The "simulation" in the second plot is of the following functions in standard form:
$\begin{array}{rcl}y_{1}(t) & = & A_{1}\cdot \cos (\omega t + \varphi ) + D_{1},\\y_{2}(t) & = & A_{2}\cdot \sin (\omega t + \varphi ) + D_{2},\\A_{1} & = & 82,\\D_{1} & = & 15.73,\\A_{2} & = & 93.5,\\D_{2} & = & -75.6,\\\omega & = & \frac{1}{4.6},\\\varphi & = & -6.\end{array}$
Note that the frequency (ω) and phase (φ) are the same for both equations. Only the amplitude (A) and center amplitude (D) are different.

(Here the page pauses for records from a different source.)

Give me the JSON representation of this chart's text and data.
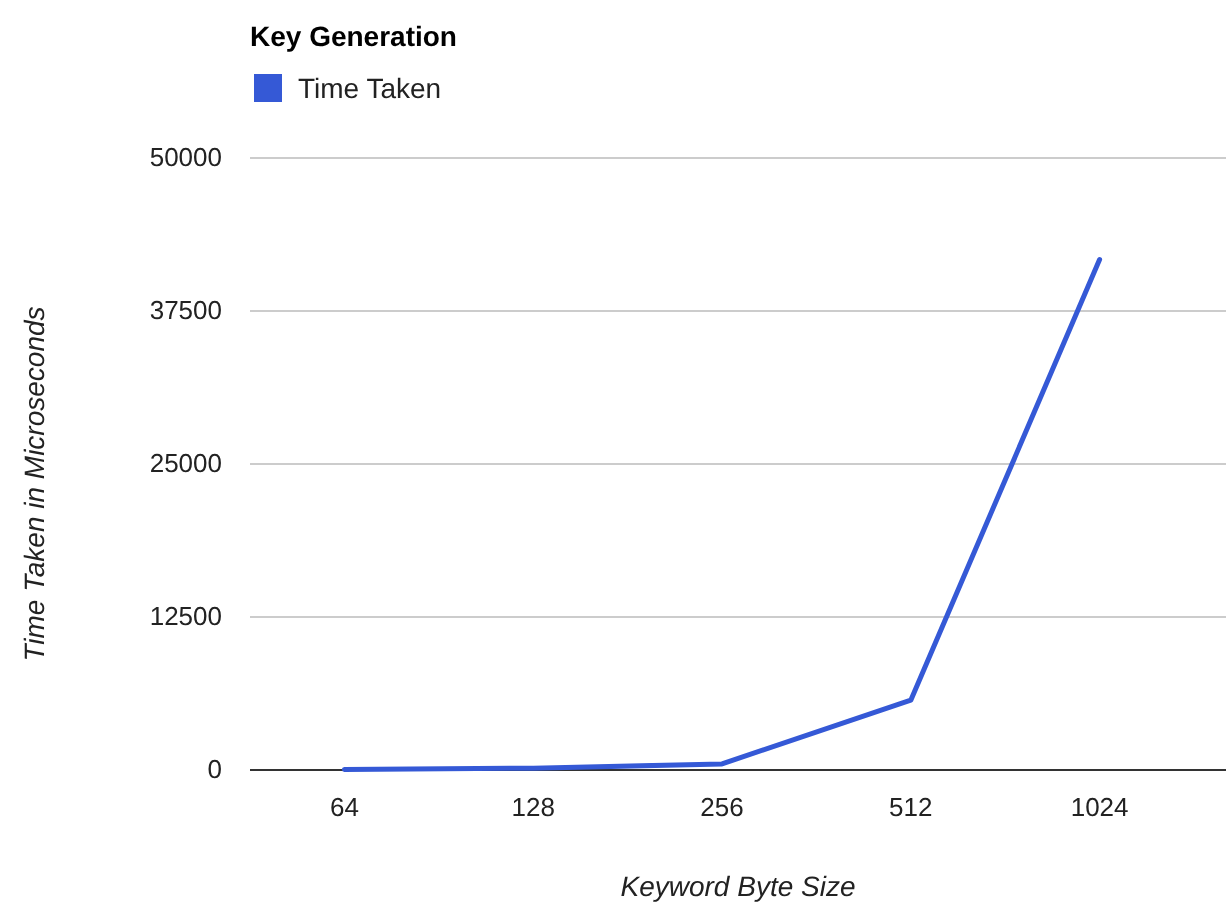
{
  "chart_data": {
    "type": "line",
    "title": "Key Generation",
    "xlabel": "Keyword Byte Size",
    "ylabel": "Time Taken in Microseconds",
    "categories": [
      "64",
      "128",
      "256",
      "512",
      "1024"
    ],
    "series": [
      {
        "name": "Time Taken",
        "color": "#3559d6",
        "values": [
          50,
          150,
          500,
          5700,
          41700
        ]
      }
    ],
    "ylim": [
      0,
      50000
    ],
    "yticks": [
      0,
      12500,
      25000,
      37500,
      50000
    ],
    "grid": "y",
    "legend": "top left",
    "marker": "none",
    "line_style": "solid"
  }
}
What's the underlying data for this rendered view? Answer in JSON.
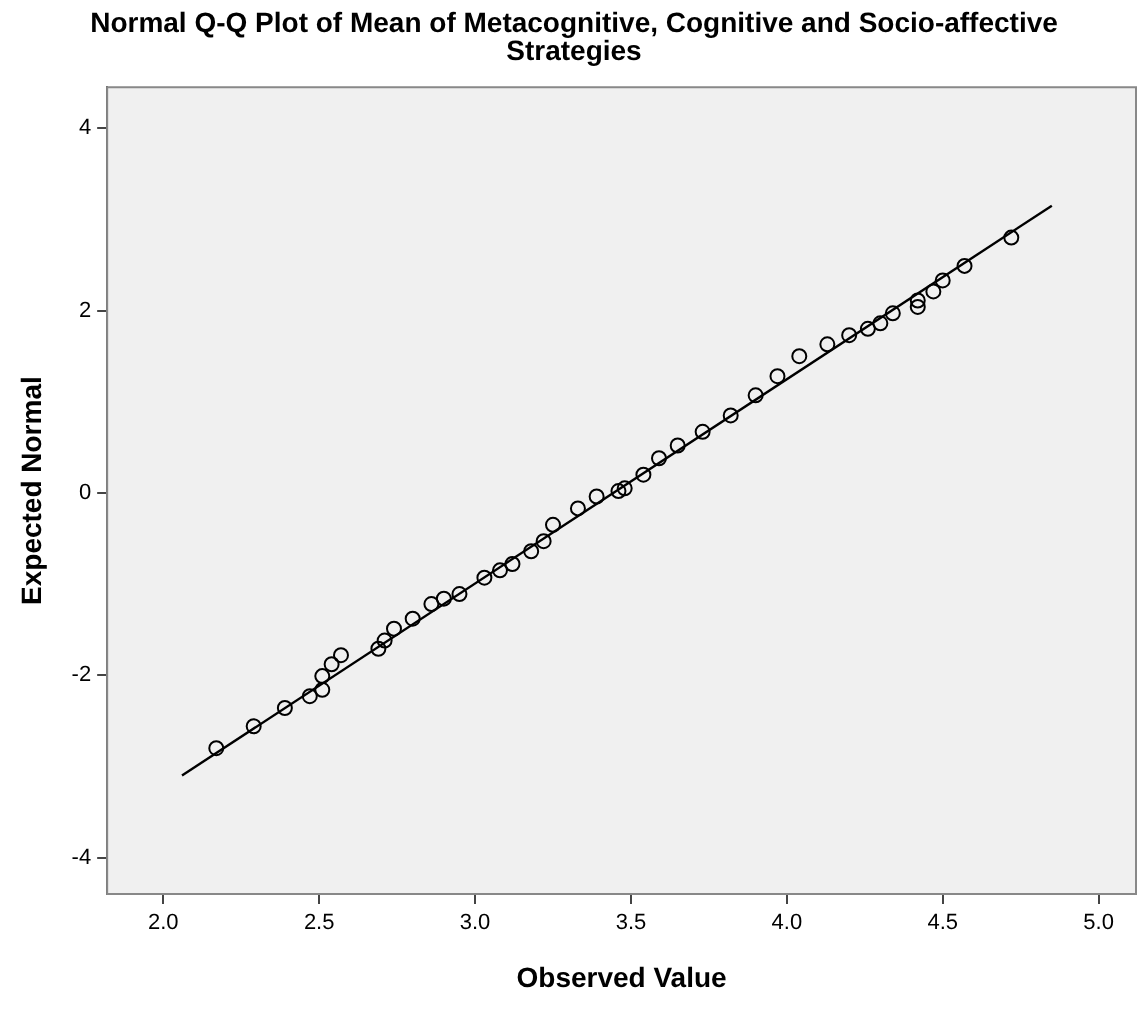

One important thing to note (in fact, pretty much the whole point of this post) is that ω is almost certainly a function of the Z-measurement of the gyro. In the simplified environment of a perfect rotation about a co-axial Z axis for the two sensors, this might be expressed as:
$\omega = \gamma z_{g}$
where γ is some constant. The reason for this is that the gyro is measuring some Δα, that is, the rotation rate around a given axis. This is, in fact, the frequency ω. It only needs some scale factor applied to it to match the measurements to the model. The value of that constant scale factor can probably be derived from the data, but I probably need to take a few more sample runs at various speeds of rotation before I can feel comfortable quantifying it.

More to come...

Thursday, October 6, 2011

Arduino, Wire, and I2C Part 4b: Noise reduction

Following the manufacturer's recommendations, I put a 1μF capacitor in the circuit to decouple power supply noise at VS. This meant replacing the .1μF capacitor that sparkfun had put there. Not a particularly big deal, and well worth it as you can see in the attached graph.

The down side is that the vertical axis, whatever that happens to be, remains fairly noisy on the accelerometer and to a lesser extent, on the magnetometer, but clearly the non-vertical axes have had significant reductions of noise. For the purposes of comparison, I did offset the 1μF data set so that the two sets of data shared a common mean value. The 1-sigma error shading is computed solely from the .1μF data set, however.

Sunday, October 2, 2011

Arduino, Wire, and I2C Part 4: Noise and analysis

These weekend I spent some time recording sample data sets from the sparkfun SEN-10724 and looking at it. I'd say I was analyzing the data, except that might give the impression that I actually have a good idea what I'm doing.

The recording of data, I actually set up using the sparkfun "ethernet pro" board, which is basically an Arduino with built-in ethernet and seemingly poorly designed voltage regulation (it gets pretty hot if you power it with the intended voltage levels). I felt more comfortable using the ethernet rather than serial-over-USB since I would be sending more data than was reasonable for the 9600bps that the Arduino UNO is fixed at (over USB - the firmware for the atmega8u2 that handles the USB-to-serial interface is programmed such that it will only operate at 9600bps).

After finding a few errors with decoding the data (mostly in the PC side, the microcontroller was programmed to send the raw measurements as-is), I found that the ADXL345 accelerometer has noise levels way out of spec. I've plotted the measurements and attached images of said plots at the end of this post. The XYZ measurements of the ADXL345 all had significant levels of noise (RMSD 5-12 LSBs) and the magnetometer had noise on the X-axis only (RMSD 9 LSBs). During the test data recording, the sensor board was in a breadboard sitting on my desk with no significant sources of vibration.

One concern I had is that the schematic for the SEN-10724 had two .1μF capacitors "near" the ADXL345. The datasheet calls for a single .1μF capacitor between ground and VDDI/O, and for a 1μF tantalum capacitor at VS, with an optional 10μF tantalum capacitor in parallel.

If the circuit instead only has a .1μF capacitor at VS, that might explain why the measurements look so noisy. In-circuit measurement of the capacitors is impossible, and I don't have a stockpile of SMD capacitors (strangely enough, after the 3 separate LED cube builds) to replace it with. Time to email customer support.